The Index report added that in the future, both Hong Kong and Macau would be viewed in the context of China’s ranking, which stood at 107 nations out of 178 – among the countries classified as “mostly unfree”.

The first place in the ranking of the index compiled by the right-wing think tank The Heritage Foundation in Washington was instead occupied for the second year in a row by nearby Singapore.

The United States was in 20th place.

Hong Kong Finance Minister Paul Chan Mo-po pushed back against the rankings on Thursday.

He said Hong Kong’s “core economic competitiveness” remains strong under the “One Country, Two Systems” agreement that has governed relations with mainland China since the end of British colonial rule in 1997.

“I do not agree that our economic policy has been taken over by the central government,” he told an online panel organized by The South china morning post.

“The decision to exclude Hong Kong from the report is not justified. It seems to me that when you made that decision, it must have been marred by your ideological bias and political bias.”

However, a separate report released this week said Beijing was responsible for “demolishing Hong Kong’s freedoms and legal autonomy” and undermining human rights – allegations it frequently denies.
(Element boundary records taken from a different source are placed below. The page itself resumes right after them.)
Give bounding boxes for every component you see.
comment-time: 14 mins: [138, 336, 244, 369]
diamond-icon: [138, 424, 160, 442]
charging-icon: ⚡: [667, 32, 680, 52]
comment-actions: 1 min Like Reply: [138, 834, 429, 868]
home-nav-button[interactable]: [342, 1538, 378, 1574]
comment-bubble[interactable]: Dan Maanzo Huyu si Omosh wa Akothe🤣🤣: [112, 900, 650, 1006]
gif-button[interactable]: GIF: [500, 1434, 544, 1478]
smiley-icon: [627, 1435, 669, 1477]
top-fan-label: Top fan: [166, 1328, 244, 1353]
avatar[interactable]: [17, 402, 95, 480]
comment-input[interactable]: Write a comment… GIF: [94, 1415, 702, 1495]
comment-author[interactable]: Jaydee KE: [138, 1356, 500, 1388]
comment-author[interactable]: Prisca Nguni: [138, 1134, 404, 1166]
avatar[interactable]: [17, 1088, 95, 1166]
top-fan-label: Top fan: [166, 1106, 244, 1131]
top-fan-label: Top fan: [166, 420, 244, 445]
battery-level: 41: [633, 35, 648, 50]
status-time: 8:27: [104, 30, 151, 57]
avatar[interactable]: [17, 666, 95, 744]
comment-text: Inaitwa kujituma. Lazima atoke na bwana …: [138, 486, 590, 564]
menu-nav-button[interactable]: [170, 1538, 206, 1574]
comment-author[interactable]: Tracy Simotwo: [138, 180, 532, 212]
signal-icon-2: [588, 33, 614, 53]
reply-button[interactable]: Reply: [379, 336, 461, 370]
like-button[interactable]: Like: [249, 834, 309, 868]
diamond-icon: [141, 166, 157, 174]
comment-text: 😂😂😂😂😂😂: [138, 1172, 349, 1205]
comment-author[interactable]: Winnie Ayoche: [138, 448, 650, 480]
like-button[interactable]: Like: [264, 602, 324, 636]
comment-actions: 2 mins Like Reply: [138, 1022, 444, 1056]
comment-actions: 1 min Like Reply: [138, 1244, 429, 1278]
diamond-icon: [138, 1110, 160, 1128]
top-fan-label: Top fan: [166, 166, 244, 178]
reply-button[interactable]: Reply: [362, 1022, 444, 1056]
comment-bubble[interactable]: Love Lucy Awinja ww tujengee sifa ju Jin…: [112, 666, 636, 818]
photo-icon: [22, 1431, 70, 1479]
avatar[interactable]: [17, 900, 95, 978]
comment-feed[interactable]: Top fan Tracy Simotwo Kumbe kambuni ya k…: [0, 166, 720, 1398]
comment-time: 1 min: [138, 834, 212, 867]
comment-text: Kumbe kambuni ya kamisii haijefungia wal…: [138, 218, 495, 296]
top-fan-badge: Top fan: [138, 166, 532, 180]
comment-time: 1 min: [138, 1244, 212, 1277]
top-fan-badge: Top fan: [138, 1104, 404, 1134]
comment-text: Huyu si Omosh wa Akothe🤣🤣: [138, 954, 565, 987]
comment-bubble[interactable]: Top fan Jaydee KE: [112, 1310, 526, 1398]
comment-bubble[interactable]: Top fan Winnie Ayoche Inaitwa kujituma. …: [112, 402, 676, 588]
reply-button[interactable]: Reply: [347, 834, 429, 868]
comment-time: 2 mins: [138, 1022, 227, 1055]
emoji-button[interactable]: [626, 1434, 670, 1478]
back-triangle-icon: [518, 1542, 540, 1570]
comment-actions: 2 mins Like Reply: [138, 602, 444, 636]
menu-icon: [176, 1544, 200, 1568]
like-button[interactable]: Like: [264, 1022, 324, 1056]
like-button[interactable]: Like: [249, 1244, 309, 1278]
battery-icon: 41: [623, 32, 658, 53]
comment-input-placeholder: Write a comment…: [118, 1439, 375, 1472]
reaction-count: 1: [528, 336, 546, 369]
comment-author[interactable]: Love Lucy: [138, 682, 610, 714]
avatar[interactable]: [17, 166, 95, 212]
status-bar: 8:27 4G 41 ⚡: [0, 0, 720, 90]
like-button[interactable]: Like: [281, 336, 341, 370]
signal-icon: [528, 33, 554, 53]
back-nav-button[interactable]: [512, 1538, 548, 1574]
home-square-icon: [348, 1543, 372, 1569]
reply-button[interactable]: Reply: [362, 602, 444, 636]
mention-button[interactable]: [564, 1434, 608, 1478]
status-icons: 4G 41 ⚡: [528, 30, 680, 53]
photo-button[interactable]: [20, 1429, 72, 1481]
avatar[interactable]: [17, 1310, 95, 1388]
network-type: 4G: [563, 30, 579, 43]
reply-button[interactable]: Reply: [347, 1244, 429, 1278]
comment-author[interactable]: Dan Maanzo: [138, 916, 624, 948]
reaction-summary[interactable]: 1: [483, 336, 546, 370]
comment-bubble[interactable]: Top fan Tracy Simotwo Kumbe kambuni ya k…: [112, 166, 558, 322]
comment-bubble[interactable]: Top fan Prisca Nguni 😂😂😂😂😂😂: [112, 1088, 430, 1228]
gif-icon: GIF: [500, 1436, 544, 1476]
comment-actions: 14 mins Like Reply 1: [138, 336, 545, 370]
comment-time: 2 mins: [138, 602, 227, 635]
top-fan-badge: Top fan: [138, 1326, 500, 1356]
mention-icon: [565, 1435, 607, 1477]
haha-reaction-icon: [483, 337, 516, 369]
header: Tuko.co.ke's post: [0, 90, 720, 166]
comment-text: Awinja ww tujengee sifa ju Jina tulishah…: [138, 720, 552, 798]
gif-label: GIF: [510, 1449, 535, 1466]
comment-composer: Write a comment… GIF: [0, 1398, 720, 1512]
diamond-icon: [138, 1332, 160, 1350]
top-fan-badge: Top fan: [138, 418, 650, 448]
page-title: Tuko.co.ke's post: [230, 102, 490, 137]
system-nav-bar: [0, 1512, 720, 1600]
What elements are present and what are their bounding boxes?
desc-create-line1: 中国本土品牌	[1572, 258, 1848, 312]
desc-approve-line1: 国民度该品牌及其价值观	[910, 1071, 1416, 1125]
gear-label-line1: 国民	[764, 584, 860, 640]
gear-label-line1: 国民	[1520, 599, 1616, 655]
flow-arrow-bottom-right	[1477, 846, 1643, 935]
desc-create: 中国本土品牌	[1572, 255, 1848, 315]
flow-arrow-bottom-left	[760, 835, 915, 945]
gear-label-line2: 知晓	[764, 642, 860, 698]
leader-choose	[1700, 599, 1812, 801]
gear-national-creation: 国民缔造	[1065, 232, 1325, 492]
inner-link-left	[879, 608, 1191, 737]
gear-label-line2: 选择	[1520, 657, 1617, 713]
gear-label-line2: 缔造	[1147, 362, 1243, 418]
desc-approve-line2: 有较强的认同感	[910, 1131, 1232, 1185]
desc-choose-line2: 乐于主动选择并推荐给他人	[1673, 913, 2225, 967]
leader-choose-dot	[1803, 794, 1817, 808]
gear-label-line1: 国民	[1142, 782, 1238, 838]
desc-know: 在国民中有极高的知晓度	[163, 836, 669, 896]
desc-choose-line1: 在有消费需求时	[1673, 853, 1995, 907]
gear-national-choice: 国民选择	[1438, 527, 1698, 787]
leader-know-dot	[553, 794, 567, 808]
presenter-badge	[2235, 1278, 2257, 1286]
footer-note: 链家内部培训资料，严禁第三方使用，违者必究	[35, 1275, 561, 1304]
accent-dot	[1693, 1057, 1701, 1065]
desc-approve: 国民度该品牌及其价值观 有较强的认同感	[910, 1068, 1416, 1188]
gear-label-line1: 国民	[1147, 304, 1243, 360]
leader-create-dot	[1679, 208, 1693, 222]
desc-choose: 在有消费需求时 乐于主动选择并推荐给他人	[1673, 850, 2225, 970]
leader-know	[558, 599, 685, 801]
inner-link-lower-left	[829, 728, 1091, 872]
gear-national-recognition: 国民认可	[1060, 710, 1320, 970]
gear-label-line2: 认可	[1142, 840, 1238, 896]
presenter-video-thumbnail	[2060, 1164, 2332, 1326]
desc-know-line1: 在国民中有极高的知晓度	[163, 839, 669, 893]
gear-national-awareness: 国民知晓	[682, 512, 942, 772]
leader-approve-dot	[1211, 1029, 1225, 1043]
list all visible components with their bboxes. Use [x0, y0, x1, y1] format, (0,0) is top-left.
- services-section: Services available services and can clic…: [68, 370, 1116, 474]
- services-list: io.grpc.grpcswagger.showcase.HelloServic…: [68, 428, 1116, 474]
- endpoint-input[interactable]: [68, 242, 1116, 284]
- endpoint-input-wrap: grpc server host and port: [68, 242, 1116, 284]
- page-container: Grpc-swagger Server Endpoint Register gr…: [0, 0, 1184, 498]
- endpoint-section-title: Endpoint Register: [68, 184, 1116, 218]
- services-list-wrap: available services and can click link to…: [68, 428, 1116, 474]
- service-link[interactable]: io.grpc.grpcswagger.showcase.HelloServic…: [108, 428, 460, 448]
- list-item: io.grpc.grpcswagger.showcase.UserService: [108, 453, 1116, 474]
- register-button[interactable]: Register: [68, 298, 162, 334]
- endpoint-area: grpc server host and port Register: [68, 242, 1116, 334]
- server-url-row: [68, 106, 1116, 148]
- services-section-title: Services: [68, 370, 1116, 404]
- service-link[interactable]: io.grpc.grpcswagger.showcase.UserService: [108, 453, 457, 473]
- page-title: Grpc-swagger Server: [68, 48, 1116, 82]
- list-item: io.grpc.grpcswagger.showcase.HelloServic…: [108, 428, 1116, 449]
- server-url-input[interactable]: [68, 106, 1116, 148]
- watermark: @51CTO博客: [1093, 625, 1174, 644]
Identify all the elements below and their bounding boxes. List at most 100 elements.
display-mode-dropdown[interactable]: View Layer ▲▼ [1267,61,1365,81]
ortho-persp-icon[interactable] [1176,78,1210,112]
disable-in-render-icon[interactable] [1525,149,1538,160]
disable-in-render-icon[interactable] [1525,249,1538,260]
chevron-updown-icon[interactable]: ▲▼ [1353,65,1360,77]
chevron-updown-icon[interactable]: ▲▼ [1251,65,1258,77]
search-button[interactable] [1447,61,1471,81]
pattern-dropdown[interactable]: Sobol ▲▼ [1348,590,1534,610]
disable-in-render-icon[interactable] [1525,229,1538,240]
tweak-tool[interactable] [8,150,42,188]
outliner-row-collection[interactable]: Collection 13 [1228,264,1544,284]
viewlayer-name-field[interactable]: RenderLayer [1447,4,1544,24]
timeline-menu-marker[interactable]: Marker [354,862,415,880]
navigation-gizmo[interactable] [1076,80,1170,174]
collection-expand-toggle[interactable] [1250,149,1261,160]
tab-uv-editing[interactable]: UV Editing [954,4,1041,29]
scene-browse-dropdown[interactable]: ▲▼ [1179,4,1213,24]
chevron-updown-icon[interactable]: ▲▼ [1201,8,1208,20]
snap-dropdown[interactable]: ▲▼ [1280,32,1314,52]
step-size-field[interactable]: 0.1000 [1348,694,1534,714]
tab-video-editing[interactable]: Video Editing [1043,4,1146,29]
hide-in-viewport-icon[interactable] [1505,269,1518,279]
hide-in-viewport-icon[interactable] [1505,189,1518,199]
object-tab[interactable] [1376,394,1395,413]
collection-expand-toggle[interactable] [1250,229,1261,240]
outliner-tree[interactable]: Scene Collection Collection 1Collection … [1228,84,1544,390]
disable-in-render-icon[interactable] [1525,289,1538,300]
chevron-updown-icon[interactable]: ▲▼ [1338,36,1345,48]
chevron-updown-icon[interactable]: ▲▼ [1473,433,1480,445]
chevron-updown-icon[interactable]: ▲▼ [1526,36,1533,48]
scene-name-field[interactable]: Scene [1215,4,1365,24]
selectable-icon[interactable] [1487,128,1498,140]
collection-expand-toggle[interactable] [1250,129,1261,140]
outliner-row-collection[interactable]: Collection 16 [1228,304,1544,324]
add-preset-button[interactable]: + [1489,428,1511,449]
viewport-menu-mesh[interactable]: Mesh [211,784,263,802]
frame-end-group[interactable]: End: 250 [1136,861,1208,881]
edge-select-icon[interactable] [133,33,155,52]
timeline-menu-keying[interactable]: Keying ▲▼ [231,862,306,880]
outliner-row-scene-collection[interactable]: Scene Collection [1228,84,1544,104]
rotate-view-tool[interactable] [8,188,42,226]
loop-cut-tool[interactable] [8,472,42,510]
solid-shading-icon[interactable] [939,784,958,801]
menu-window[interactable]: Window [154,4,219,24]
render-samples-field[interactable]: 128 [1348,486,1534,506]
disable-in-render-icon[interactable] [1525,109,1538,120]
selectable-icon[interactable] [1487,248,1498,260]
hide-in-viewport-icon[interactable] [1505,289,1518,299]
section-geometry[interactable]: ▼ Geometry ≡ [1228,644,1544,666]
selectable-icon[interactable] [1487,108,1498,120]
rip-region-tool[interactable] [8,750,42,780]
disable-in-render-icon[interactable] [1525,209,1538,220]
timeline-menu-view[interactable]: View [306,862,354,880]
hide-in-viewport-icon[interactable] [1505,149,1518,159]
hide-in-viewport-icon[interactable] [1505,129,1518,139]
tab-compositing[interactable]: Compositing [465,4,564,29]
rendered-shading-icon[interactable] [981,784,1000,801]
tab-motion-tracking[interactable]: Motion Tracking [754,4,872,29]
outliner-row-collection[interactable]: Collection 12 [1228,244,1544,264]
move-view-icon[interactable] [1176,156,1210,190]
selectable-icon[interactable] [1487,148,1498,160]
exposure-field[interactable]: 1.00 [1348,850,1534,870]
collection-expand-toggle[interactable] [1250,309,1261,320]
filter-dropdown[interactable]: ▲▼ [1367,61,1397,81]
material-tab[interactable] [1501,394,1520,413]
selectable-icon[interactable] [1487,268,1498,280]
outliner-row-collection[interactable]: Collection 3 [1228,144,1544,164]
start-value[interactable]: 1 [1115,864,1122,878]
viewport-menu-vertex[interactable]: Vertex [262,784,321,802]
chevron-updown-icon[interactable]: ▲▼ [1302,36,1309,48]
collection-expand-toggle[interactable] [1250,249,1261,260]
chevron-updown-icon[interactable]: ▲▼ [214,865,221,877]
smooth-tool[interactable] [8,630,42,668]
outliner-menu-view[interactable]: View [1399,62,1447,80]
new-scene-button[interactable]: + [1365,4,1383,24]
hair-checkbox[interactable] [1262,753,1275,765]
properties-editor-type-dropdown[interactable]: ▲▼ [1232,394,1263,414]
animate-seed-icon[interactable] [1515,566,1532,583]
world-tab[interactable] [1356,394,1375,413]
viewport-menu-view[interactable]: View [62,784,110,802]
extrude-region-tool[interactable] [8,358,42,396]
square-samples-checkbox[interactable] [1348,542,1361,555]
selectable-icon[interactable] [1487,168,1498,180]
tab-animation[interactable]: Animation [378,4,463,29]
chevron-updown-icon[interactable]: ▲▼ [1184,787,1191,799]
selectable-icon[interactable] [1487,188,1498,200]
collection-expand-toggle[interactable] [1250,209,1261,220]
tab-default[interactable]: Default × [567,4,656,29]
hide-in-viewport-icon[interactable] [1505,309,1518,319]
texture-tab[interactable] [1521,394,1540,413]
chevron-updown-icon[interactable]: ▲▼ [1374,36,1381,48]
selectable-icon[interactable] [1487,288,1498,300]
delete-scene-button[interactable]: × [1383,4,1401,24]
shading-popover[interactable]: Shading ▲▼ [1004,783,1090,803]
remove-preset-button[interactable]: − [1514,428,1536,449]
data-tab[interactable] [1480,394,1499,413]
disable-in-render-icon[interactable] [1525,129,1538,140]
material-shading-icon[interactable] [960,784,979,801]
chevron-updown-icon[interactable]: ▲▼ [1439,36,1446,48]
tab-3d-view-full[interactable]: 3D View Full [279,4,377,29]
The annual report of Freedom house, A US-based democracy watchdog group found that global freedom is generally on the decline – nearly 75 percent of the world’s population lived in countries that have experienced democratic decline in the past year.

China, India and the United States, faced with an outgoing leader denying election results and an outbreak of political violence with a riot in the Capitol on Jan. 6, were among the nations facing democratic deterioration.

“Right now, Hong Kong is at a challenging point … time will tell how the city can regain its vibrancy,” said Hong Kong Academic and Former Housing Minister Anthony Cheung Bing-leung. “It is too presumptuous for some observers to conclude that Hong Kong is no different from mainland cities.”

Authorities said the security law was necessary to restore stability after the anti-government and anti-China protests that rocked the area for months in 2019.

The law, which changed the economic and political landscape of Hong Kong, was first announced before the huge and highly choreographed set piece of the Chinese political calendar known as “Two Sessions”.

The event was postponed for two months last year due to the Covid-19 pandemic.

Chinese President Xi Jinping (below) is greeted by Communist Party members as he arrives for the opening session of the Chinese People’s Political Consultative Conference on Thursday at the Great Hall of the People in Beijing, China.Kevin Frayer / Getty Images

This year’s Congress will begin on Friday with around 5,000 Chinese Communist Party delegates expected to fill the Great Hall of the People, under which construction was carried out Mao Zedong.

Beijing is likely to use the 13th National People’s Congress to demonstrate its economic growth efforts after dealing with the pandemic, but China watchers will be looking for clues to Leader Xi Jinping’s offer for a competitive advantage against Washington.

Hong Kong is one of many hotspots for US-China tension. Foreign Secretary Antony Blinken said on Wednesday that China was America’s “greatest geopolitical test of the 21st century”.

He added that it was the only country with enough power to threaten the current international order.

“Our relationship with China will be competitive when it should, cooperative when it can, and controversial when it has to,” he said in a speech setting out the Biden government’s foreign policy vision.

Reuters contributed to this on this report.